While there are reports of palinopsia from each individual mechanism, there is usually a combination of the aforementioned mechanisms. For example, hallucinatory palinopsia may present in a patient with seizure symptoms and visual field deficits, after a neurosurgical procedure. This suggests that the cortical hyperactivity from each mechanism is additive. "Hallucinatory palinopsia, once considered a disorder of the nondominant parieto-occipital lobe, has since been shown to occur from lesions in the dominant or non-dominant temporal, parietal, or occipital lobes. ... The predominance of lesions in certain cortical areas is more likely due to the uneven distribution or functional variation of visual cortex-hippocampal neurons. ... All of the hallucinatory palinopsia symptoms occur concomitantly in a patient with one lesion, which supports current evidence that objects, features, and scenes are all units of visual memory, perhaps at different levels of processing. This alludes to neuroanatomical integration in visual memory creation and storage."

==Diagnosis==
Palinopsia necessitates a full ophthalmologic and neurologic history and physical exam.
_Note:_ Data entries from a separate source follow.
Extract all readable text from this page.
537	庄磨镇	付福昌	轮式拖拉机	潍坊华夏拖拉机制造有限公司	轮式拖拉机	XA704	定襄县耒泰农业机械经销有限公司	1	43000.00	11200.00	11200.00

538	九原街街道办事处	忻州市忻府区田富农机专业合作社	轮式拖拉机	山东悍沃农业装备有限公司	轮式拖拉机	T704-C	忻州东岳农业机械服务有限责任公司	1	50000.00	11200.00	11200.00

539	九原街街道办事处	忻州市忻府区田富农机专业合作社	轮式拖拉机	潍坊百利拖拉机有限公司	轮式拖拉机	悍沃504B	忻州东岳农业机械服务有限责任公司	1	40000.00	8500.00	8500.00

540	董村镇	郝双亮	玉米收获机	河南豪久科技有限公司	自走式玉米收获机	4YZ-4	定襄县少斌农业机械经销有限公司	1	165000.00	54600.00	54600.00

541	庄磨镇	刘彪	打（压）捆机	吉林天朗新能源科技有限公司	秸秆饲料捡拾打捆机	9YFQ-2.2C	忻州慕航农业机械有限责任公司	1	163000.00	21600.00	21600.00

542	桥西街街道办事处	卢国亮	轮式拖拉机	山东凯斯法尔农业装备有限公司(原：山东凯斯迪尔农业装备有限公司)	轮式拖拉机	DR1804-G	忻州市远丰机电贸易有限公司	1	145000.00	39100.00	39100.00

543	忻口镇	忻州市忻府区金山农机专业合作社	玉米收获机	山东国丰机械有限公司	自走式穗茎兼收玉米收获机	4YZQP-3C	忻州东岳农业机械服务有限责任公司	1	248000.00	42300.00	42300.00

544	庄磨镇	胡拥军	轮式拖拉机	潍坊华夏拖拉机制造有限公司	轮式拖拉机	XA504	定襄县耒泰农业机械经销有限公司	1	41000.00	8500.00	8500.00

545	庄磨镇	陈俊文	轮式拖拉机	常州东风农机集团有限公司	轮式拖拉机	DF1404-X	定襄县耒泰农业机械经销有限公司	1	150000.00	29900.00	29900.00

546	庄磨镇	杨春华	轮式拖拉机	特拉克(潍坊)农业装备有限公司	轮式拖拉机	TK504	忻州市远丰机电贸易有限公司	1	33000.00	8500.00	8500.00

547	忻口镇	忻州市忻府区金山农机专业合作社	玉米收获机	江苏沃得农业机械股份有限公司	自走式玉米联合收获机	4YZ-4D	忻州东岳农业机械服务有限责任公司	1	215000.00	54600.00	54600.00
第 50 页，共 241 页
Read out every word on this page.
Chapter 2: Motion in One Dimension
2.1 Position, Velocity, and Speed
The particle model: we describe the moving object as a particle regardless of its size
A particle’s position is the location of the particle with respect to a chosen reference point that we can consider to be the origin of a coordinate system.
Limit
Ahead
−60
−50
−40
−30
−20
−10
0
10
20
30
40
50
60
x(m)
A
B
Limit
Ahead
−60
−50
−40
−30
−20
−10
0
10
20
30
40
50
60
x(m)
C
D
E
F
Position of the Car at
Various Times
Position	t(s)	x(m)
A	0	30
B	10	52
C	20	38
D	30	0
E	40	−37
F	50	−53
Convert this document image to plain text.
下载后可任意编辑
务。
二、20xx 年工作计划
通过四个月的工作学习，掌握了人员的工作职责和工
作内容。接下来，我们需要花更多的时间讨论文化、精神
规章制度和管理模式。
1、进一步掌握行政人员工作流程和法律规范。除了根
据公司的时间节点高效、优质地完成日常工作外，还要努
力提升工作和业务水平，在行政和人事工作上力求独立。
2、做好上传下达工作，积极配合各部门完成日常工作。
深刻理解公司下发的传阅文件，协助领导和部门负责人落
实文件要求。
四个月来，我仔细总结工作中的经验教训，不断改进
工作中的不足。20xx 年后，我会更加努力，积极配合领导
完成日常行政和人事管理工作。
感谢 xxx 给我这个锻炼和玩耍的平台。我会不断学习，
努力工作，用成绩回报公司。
Hallucinatory palinopsia warrants automated visual field testing and neuroimaging since the majority of hallucinatory palinopsia is caused by posterior cortical lesions and seizures. It is generally easy to diagnose the underlying cause of hallucinatory palinopsia. The medical history typically includes concerning symptoms, and neuroimaging usually reveals cortical lesions. In patients with hallucinatory palinopsia and unremarkable neuroimaging, blood tests or clinical history often hints at the cause. The practitioner should be considering visual seizures in these cases.

==Treatment==
Palinopsia from cerebrovascular accidents generally resolves spontaneously, and treatment should be focused on the vasculopathic risk factors. Palinopsia from neoplasms, AVMs, or abscesses require treatment of the underlying condition, which usually also resolves the palinopsia. Palinopsia due to seizures generally resolves after correcting the primary disturbance and/or treating the seizures. In persistent hallucinatory palinopsia, a trial of an anti-epileptic drug can be attempted. Anti-epileptics reduce cortical excitability and could potentially treat palinopsia caused by cortical deafferentation or cortical irritation. Patients with idiopathic hallucinatory palinopsia should have close follow-up.